If you prefer to run from a Python venv — useful for development and debugging.

# Source install
# Clone the repository
$ git clone https://github.com/jeff-nasseri/mikrotik-mcp.git
$ cd mikrotik-mcp

# Create & activate virtual environment
$ python -m venv .venv
$ source .venv/bin/activate    # Windows: .venv\Scripts\activate

# Install in editable mode
$ pip install -e .

# Run the server (stdio, default)
$ mcp-server-mikrotik

# Or with SSE / streamable HTTP transport
$ mcp-server-mikrotik --mcp.transport sse
$ mcp-server-mikrotik --mcp.transport streamable-http

CLI options

FlagDescriptionDefault
--hostMikroTik device IP / hostnamefrom config
--usernameSSH usernamefrom config
--passwordSSH passwordfrom config
--key-filenameSSH key file (preferred over password)from config
--portSSH port22
--mcp.transportstdio · sse · streamable-httpstdio
--mcp.hostHTTP listen address0.0.0.0
--mcp.portHTTP listen port8000
TIP
Prefer SSH keys over passwords for production. Pass --key-filename ~/.ssh/mikrotik_ed25519 and register the matching public key under /user ssh-keys on the device.
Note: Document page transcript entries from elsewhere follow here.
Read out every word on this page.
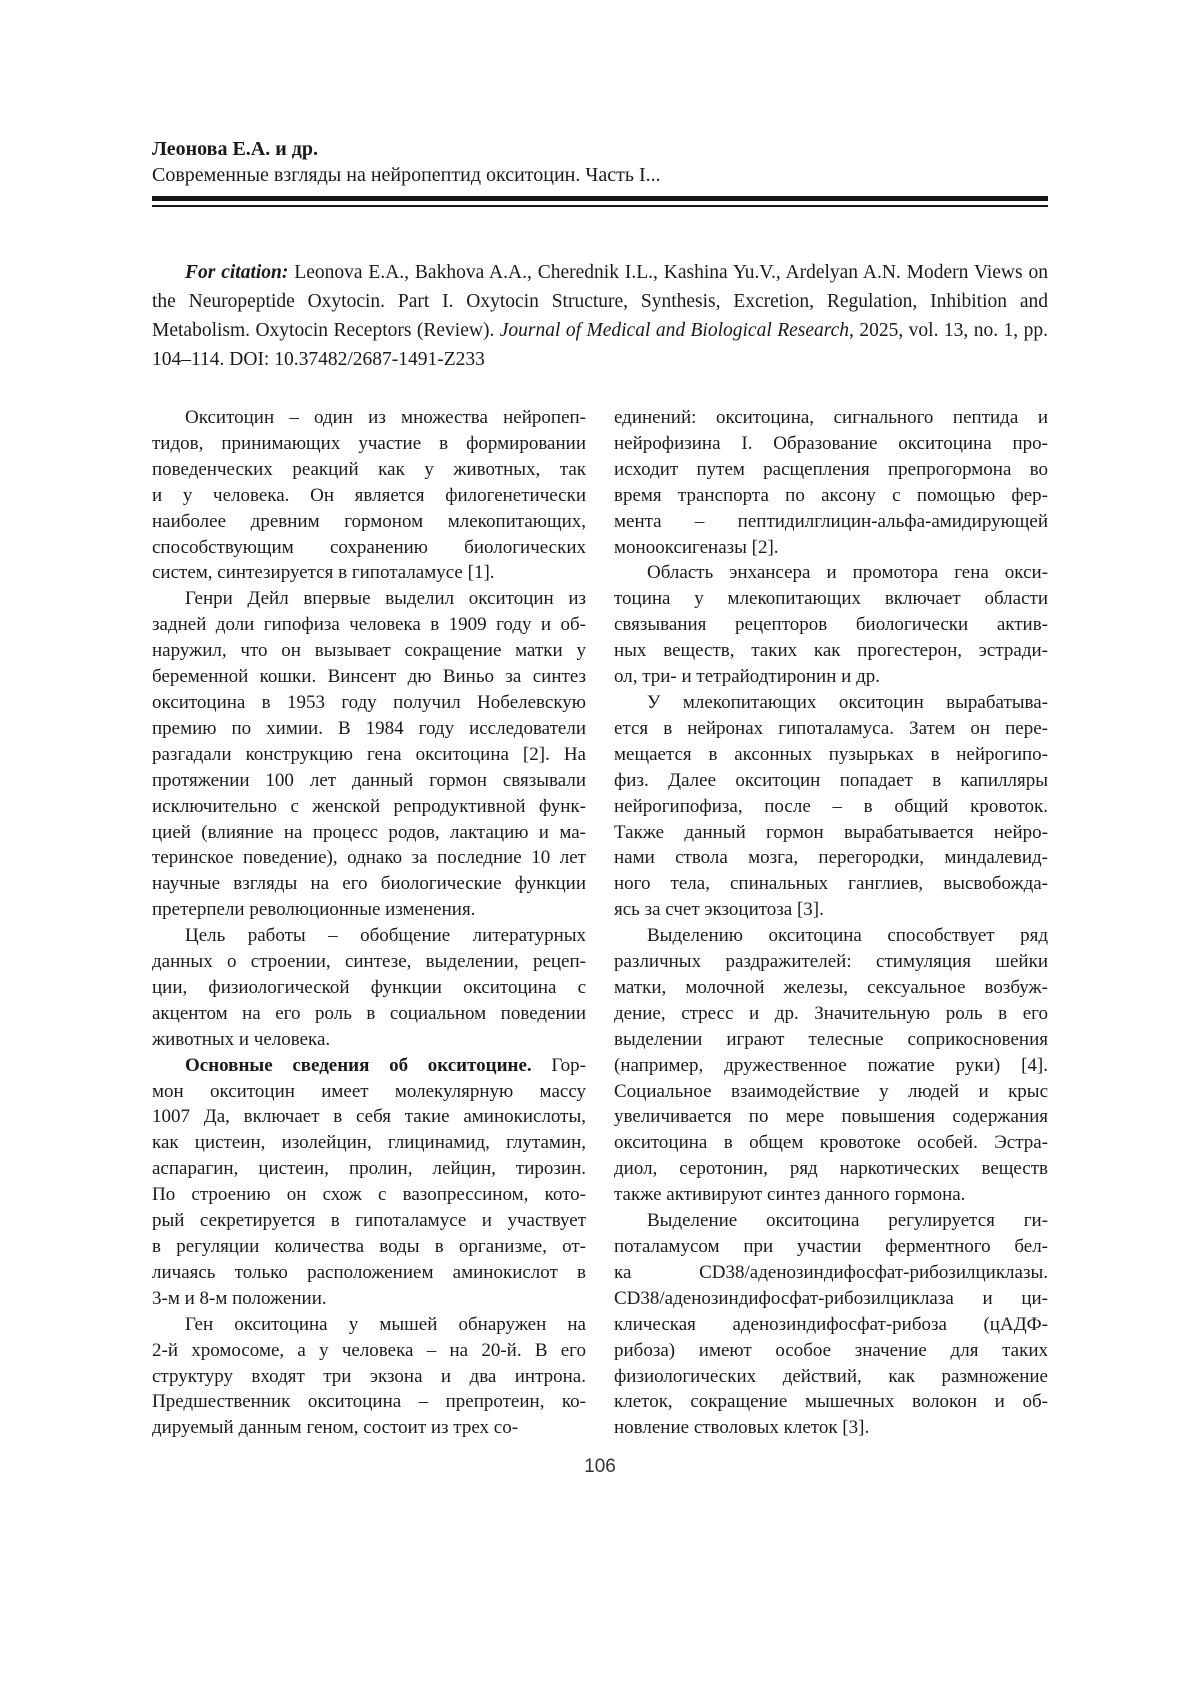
Леонова Е.А. и др.
Современные взгляды на нейропептид окситоцин. Часть I...

For citation: Leonova E.A., Bakhova A.A., Cherednik I.L., Kashina Yu.V., Ardelyan A.N. Modern Views on the Neuropeptide Oxytocin. Part I. Oxytocin Structure, Synthesis, Excretion, Regulation, Inhibition and Metabolism. Oxytocin Receptors (Review). Journal of Medical and Biological Research, 2025, vol. 13, no. 1, pp. 104–114. DOI: 10.37482/2687-1491-Z233

Окситоцин – один из множества нейропеп-
тидов, принимающих участие в формировании
поведенческих реакций как у животных, так
и у человека. Он является филогенетически
наиболее древним гормоном млекопитающих,
способствующим сохранению биологических
систем, синтезируется в гипоталамусе [1].
Генри Дейл впервые выделил окситоцин из
задней доли гипофиза человека в 1909 году и об-
наружил, что он вызывает сокращение матки у
беременной кошки. Винсент дю Виньо за синтез
окситоцина в 1953 году получил Нобелевскую
премию по химии. В 1984 году исследователи
разгадали конструкцию гена окситоцина [2]. На
протяжении 100 лет данный гормон связывали
исключительно с женской репродуктивной функ-
цией (влияние на процесс родов, лактацию и ма-
теринское поведение), однако за последние 10 лет
научные взгляды на его биологические функции
претерпели революционные изменения.
Цель работы – обобщение литературных
данных о строении, синтезе, выделении, рецеп-
ции, физиологической функции окситоцина с
акцентом на его роль в социальном поведении
животных и человека.
Основные сведения об окситоцине. Гор-
мон окситоцин имеет молекулярную массу
1007 Да, включает в себя такие аминокислоты,
как цистеин, изолейцин, глицинамид, глутамин,
аспарагин, цистеин, пролин, лейцин, тирозин.
По строению он схож с вазопрессином, кото-
рый секретируется в гипоталамусе и участвует
в регуляции количества воды в организме, от-
личаясь только расположением аминокислот в
3-м и 8-м положении.
Ген окситоцина у мышей обнаружен на
2-й хромосоме, а у человека – на 20-й. В его
структуру входят три экзона и два интрона.
Предшественник окситоцина – препротеин, ко-
дируемый данным геном, состоит из трех со-
единений: окситоцина, сигнального пептида и
нейрофизина I. Образование окситоцина про-
исходит путем расщепления препрогормона во
время транспорта по аксону с помощью фер-
мента – пептидилглицин-альфа-амидирующей
монооксигеназы [2].
Область энхансера и промотора гена окси-
тоцина у млекопитающих включает области
связывания рецепторов биологически актив-
ных веществ, таких как прогестерон, эстради-
ол, три- и тетрайодтиронин и др.
У млекопитающих окситоцин вырабатыва-
ется в нейронах гипоталамуса. Затем он пере-
мещается в аксонных пузырьках в нейрогипо-
физ. Далее окситоцин попадает в капилляры
нейрогипофиза, после – в общий кровоток.
Также данный гормон вырабатывается нейро-
нами ствола мозга, перегородки, миндалевид-
ного тела, спинальных ганглиев, высвобожда-
ясь за счет экзоцитоза [3].
Выделению окситоцина способствует ряд
различных раздражителей: стимуляция шейки
матки, молочной железы, сексуальное возбуж-
дение, стресс и др. Значительную роль в его
выделении играют телесные соприкосновения
(например, дружественное пожатие руки) [4].
Социальное взаимодействие у людей и крыс
увеличивается по мере повышения содержания
окситоцина в общем кровотоке особей. Эстра-
диол, серотонин, ряд наркотических веществ
также активируют синтез данного гормона.
Выделение окситоцина регулируется ги-
поталамусом при участии ферментного бел-
ка CD38/аденозиндифосфат-рибозилциклазы.
CD38/аденозиндифосфат-рибозилциклаза и ци-
клическая аденозиндифосфат-рибоза (цАДФ-
рибоза) имеют особое значение для таких
физиологических действий, как размножение
клеток, сокращение мышечных волокон и об-
новление стволовых клеток [3].
106
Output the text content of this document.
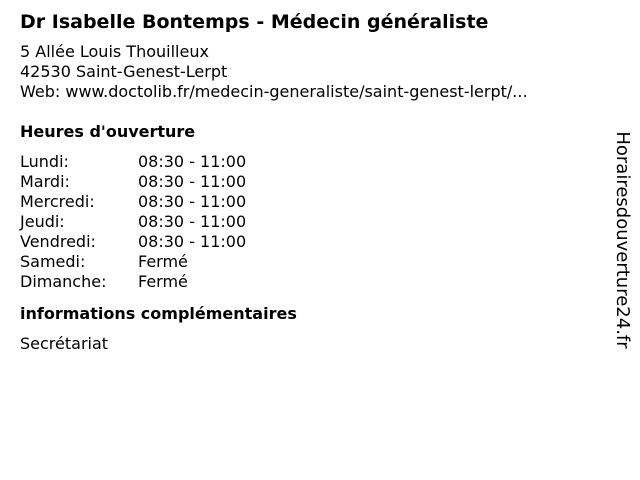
Dr Isabelle Bontemps - Médecin généraliste
5 Allée Louis Thouilleux
42530 Saint-Genest-Lerpt
Web: www.doctolib.fr/medecin-generaliste/saint-genest-lerpt/...
Heures d'ouverture
Lundi:	08:30 - 11:00
Mardi:	08:30 - 11:00
Mercredi:	08:30 - 11:00
Jeudi:	08:30 - 11:00
Vendredi:	08:30 - 11:00
Samedi:	Fermé
Dimanche:	Fermé
informations complémentaires
Secrétariat	Horairesdouverture24.fr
HTTP-based transports (sse, streamable-http) expose a GET /health endpoint for health checks. This endpoint is not available in stdio mode.

Testing the install

Once the server is up, the quickest sanity check is the MCP Inspector — it speaks MCP, lists every tool, and lets you invoke them by hand.

# Inspector against a fresh install
$ npx @modelcontextprotocol/inspector \
    uvx mcp-server-mikrotik \
    --host 192.168.88.1 \
    --username admin \
    --password "<PASSWORD>" \
    --port 22

A browser tab opens with the tool catalog. Try mikrotik_list_vlan_interfaces with empty arguments — if you get back a JSON list, you're in. Contributors can also run the project's pytest suite against a RouterOS container; see testing.md.

Context length optimization

MikroTik MCP ships 169 tools. At full verbosity the tool schema can occupy ≈ 54,000 tokens — more than the entire context window of many local LLMs (LM Studio, Ollama, and similar).

To keep that manageable, every tool carries a short title annotation (per the MCP tool-annotations spec) plus a trimmed one-line description. The function signature already carries full type information, so the description only needs to convey what the tool does. This cuts the description token budget by roughly 75% — bringing the schema for a 64k-token model from ≈ 54k → ≈ 48k tokens and leaving real room for the conversation.

FURTHER
Need only a subset of tools (say, just DNS and WireGuard)? Comment out the unused scope imports in src/mcp_mikrotik/app.py to drop those categories entirely — the dropped tools never reach the schema at all.